The taxation of SIP investments depends on the nature and tenure of the investment. The tax treatment of equities, debt, or a mix of both will vary. While equity Mutual Funds are the most tax-friendly ones, debt funds attract tax on both short and long-term returns. A Mutual Fund is treated like an equity scheme, from a tax point of view, only when more than 65% of the total portfolio is invested in equities.
In case of SIPs in equity Mutual Funds, the returns that you earn after one year of investment are exempted from taxes and are treated as a long-term capital gain (LTCG). The profit booked before the completion of one year is treated as a short-term capital gain (STCG) and is taxed at 15%.
If a debt Mutual Fund SIP is held for more than three years, the returns are treated as a long-term capital gain. Profit earned in less than three years is treated as a short-term capital gain. While the LTCG for debt funds is taxed at 20% with indexation benefit, the STCG is taxed as per the respective Income Tax slab rate of the investor.

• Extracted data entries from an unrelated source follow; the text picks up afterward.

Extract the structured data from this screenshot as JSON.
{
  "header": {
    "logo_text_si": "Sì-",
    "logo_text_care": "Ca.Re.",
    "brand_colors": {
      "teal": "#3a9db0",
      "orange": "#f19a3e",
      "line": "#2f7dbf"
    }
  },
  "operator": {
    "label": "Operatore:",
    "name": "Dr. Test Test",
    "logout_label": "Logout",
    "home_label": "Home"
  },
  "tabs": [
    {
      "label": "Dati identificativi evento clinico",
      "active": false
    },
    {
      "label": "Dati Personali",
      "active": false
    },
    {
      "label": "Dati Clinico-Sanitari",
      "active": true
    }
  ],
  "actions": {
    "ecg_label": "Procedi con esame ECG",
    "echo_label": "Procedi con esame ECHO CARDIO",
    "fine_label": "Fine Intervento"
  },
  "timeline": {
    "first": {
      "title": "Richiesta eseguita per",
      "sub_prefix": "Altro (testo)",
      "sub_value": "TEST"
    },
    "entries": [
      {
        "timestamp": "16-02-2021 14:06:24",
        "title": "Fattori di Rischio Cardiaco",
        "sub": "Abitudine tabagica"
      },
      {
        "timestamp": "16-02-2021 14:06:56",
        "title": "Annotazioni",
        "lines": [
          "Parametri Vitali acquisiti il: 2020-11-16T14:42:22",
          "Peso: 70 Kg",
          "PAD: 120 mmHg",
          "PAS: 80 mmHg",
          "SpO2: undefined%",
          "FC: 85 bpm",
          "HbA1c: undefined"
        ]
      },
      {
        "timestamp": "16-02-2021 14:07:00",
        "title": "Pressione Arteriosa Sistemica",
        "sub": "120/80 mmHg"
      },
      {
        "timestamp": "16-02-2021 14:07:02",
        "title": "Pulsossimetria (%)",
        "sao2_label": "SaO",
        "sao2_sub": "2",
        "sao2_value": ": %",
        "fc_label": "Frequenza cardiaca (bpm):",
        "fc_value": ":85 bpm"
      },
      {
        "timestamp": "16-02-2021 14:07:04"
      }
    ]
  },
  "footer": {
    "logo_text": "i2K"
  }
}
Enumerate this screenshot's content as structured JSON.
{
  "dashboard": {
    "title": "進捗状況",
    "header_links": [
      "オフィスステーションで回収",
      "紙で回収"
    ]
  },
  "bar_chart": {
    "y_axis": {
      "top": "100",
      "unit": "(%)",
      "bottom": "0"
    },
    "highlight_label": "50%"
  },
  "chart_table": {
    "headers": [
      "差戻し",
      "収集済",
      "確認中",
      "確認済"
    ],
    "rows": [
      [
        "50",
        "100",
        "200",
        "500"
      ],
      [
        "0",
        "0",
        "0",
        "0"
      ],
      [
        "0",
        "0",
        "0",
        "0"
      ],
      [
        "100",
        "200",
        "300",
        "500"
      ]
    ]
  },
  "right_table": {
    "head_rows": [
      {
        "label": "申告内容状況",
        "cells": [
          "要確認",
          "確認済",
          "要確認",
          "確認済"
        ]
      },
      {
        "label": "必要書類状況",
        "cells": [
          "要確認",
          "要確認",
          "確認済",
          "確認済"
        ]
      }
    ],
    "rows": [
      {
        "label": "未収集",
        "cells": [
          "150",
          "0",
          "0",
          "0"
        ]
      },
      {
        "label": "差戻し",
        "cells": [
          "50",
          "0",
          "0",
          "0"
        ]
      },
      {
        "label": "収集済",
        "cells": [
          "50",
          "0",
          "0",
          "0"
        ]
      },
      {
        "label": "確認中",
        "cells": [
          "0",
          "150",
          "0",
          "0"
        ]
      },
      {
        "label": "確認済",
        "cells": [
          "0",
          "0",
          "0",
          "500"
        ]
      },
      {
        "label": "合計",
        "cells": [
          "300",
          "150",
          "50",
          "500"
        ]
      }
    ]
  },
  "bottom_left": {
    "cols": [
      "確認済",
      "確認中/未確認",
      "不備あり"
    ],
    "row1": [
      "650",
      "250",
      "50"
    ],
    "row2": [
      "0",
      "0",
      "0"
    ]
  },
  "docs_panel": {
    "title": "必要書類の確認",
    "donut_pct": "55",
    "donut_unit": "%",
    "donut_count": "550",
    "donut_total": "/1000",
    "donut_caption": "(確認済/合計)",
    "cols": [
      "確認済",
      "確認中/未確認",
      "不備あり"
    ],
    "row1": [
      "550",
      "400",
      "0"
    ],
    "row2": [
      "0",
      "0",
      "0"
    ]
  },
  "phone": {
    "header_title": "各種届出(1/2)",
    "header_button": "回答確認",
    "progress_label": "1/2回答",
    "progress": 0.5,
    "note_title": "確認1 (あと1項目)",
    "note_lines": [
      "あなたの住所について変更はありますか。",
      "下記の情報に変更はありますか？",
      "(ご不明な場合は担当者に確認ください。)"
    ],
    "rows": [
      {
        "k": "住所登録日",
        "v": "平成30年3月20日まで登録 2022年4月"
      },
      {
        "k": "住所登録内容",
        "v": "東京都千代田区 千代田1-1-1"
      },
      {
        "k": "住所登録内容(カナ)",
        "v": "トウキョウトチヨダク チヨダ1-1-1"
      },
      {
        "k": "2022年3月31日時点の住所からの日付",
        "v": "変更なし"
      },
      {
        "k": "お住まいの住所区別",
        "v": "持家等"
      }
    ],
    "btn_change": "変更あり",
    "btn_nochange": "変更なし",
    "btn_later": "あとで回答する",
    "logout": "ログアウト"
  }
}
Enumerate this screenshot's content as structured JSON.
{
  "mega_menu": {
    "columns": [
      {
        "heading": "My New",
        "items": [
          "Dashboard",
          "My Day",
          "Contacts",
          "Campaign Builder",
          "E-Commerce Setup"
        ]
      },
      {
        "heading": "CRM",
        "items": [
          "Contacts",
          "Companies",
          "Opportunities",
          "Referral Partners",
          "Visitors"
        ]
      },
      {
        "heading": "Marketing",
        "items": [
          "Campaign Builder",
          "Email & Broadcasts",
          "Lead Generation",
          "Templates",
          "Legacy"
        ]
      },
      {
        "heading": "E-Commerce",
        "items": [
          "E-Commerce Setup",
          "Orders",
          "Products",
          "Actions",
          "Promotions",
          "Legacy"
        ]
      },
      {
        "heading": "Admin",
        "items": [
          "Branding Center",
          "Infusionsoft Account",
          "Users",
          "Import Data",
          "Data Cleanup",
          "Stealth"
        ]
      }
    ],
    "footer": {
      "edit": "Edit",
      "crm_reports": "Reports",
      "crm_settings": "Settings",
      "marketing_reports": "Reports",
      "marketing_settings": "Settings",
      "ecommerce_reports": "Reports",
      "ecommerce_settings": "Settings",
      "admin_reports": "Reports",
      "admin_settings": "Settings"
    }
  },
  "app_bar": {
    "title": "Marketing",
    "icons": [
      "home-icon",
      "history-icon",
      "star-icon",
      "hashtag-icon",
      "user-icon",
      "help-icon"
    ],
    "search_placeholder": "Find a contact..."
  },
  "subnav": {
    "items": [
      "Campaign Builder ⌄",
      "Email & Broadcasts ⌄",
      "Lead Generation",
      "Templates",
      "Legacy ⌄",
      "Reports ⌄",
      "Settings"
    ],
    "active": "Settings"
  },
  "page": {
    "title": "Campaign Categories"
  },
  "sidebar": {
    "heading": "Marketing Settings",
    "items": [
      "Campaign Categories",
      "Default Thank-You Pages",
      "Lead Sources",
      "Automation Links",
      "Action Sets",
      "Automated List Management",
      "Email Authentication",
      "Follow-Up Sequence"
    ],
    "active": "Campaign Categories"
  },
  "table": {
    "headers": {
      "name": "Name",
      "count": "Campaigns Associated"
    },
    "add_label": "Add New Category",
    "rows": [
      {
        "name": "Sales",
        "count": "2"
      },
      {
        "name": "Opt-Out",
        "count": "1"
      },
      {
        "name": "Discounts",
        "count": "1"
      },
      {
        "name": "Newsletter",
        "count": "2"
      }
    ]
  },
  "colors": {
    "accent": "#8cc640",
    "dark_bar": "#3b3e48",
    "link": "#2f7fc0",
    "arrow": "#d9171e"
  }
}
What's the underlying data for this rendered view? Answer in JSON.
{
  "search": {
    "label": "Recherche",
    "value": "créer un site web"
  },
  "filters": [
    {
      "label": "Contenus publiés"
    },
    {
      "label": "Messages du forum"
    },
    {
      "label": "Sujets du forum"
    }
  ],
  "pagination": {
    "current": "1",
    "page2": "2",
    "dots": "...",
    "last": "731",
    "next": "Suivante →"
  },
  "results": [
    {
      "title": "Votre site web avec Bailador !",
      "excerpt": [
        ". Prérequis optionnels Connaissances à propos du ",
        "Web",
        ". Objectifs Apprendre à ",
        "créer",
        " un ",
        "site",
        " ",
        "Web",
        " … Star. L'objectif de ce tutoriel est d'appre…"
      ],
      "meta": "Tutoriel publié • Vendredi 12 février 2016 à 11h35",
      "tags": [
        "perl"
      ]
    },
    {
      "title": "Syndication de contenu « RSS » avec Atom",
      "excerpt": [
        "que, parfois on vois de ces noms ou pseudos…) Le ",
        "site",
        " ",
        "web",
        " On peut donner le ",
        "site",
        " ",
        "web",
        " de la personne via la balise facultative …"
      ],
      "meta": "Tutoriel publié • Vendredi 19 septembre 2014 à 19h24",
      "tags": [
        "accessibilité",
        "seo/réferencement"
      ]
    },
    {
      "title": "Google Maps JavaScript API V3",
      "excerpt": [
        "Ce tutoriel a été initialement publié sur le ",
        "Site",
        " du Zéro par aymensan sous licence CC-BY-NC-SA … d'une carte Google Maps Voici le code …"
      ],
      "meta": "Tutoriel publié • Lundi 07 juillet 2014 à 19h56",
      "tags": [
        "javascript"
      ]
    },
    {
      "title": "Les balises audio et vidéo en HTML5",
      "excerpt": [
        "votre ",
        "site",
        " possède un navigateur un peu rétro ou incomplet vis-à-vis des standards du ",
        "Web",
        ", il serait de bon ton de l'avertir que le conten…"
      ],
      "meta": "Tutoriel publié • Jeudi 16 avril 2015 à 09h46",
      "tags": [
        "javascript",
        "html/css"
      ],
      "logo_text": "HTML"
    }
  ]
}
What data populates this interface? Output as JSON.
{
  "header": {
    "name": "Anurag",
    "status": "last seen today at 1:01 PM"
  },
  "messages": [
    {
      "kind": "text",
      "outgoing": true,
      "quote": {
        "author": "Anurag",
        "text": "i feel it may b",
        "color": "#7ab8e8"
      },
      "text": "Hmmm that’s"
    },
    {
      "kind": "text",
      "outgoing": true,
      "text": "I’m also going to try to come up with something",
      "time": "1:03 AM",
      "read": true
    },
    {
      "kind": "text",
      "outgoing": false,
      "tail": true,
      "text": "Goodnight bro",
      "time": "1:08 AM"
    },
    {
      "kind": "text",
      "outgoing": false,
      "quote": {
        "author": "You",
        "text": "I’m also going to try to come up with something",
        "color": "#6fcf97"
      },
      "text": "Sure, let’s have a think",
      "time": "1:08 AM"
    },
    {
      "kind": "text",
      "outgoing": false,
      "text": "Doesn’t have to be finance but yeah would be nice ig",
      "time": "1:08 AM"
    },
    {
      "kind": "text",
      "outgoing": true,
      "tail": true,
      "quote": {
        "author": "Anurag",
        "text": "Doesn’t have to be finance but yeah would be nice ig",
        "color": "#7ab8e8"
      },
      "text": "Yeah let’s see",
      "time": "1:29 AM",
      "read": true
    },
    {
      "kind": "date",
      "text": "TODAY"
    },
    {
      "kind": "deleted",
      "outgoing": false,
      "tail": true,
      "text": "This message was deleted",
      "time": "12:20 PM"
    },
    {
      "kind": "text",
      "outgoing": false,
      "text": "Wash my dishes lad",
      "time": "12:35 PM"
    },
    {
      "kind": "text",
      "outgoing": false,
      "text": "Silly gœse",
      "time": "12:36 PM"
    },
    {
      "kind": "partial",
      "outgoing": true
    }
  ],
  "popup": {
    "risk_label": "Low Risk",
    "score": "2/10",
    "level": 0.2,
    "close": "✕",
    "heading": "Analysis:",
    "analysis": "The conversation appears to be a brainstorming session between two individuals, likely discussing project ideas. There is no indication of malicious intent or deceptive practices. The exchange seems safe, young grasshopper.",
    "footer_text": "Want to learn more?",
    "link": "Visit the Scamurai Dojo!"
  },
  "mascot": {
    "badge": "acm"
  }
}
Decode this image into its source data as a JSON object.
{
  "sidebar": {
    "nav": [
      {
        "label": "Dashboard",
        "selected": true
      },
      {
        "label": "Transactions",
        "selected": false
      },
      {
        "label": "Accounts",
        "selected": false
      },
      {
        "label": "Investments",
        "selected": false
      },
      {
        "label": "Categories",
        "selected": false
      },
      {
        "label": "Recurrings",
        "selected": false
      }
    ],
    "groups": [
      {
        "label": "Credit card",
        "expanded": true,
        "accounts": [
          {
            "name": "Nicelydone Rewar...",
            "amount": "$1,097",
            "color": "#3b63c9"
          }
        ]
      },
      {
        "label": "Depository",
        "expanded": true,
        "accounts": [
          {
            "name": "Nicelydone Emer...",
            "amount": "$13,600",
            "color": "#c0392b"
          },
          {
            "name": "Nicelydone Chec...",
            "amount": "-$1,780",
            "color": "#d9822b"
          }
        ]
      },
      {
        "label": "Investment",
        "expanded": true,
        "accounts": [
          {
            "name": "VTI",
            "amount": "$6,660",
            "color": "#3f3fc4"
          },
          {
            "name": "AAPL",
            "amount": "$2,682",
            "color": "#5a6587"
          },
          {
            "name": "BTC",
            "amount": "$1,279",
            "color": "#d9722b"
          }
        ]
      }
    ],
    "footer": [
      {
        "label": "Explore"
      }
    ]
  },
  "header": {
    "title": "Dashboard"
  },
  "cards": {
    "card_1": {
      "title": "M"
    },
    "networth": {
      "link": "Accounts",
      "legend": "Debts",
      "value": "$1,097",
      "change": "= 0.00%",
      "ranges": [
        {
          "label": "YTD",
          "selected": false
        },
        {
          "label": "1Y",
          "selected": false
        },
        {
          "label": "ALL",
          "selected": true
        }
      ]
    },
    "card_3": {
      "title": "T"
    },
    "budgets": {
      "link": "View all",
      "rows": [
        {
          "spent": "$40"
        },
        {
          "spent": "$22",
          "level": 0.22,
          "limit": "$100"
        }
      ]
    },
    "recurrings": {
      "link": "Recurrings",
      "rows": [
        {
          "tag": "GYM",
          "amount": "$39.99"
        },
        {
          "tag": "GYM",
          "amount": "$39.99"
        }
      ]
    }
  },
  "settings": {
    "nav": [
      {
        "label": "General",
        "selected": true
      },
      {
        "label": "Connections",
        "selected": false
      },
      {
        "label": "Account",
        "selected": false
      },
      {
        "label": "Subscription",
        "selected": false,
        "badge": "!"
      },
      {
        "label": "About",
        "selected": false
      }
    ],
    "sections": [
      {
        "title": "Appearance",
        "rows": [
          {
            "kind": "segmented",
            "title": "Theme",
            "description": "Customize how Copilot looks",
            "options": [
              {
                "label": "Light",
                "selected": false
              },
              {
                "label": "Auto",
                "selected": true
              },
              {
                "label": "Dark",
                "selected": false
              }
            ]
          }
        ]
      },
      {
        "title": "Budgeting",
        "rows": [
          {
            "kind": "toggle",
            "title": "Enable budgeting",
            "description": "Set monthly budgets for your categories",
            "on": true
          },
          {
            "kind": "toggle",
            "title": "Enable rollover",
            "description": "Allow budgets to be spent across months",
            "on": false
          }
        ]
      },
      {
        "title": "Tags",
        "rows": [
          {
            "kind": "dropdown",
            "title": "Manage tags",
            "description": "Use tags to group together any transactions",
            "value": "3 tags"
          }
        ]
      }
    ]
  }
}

Each SIP instalment you invest will mature for LTCG on the completion of one and three years from the date of investment for equity and debt-oriented schemes respectively. The tenure is ascertained on the day of redemption.
The tax structure of a hybrid fund depends on whether it is equity-oriented (with more than 65% investment in equities) or debt-oriented (less than 65% invested in debt). Read the terms and conditions carefully to find out whether it qualifies as an equity or a debt scheme.
In case you have opted for the dividend option, such incomes don’t get taxed in the hands of the investors in equity funds. For debt funds, the taxation rate for dividends is 28.84%.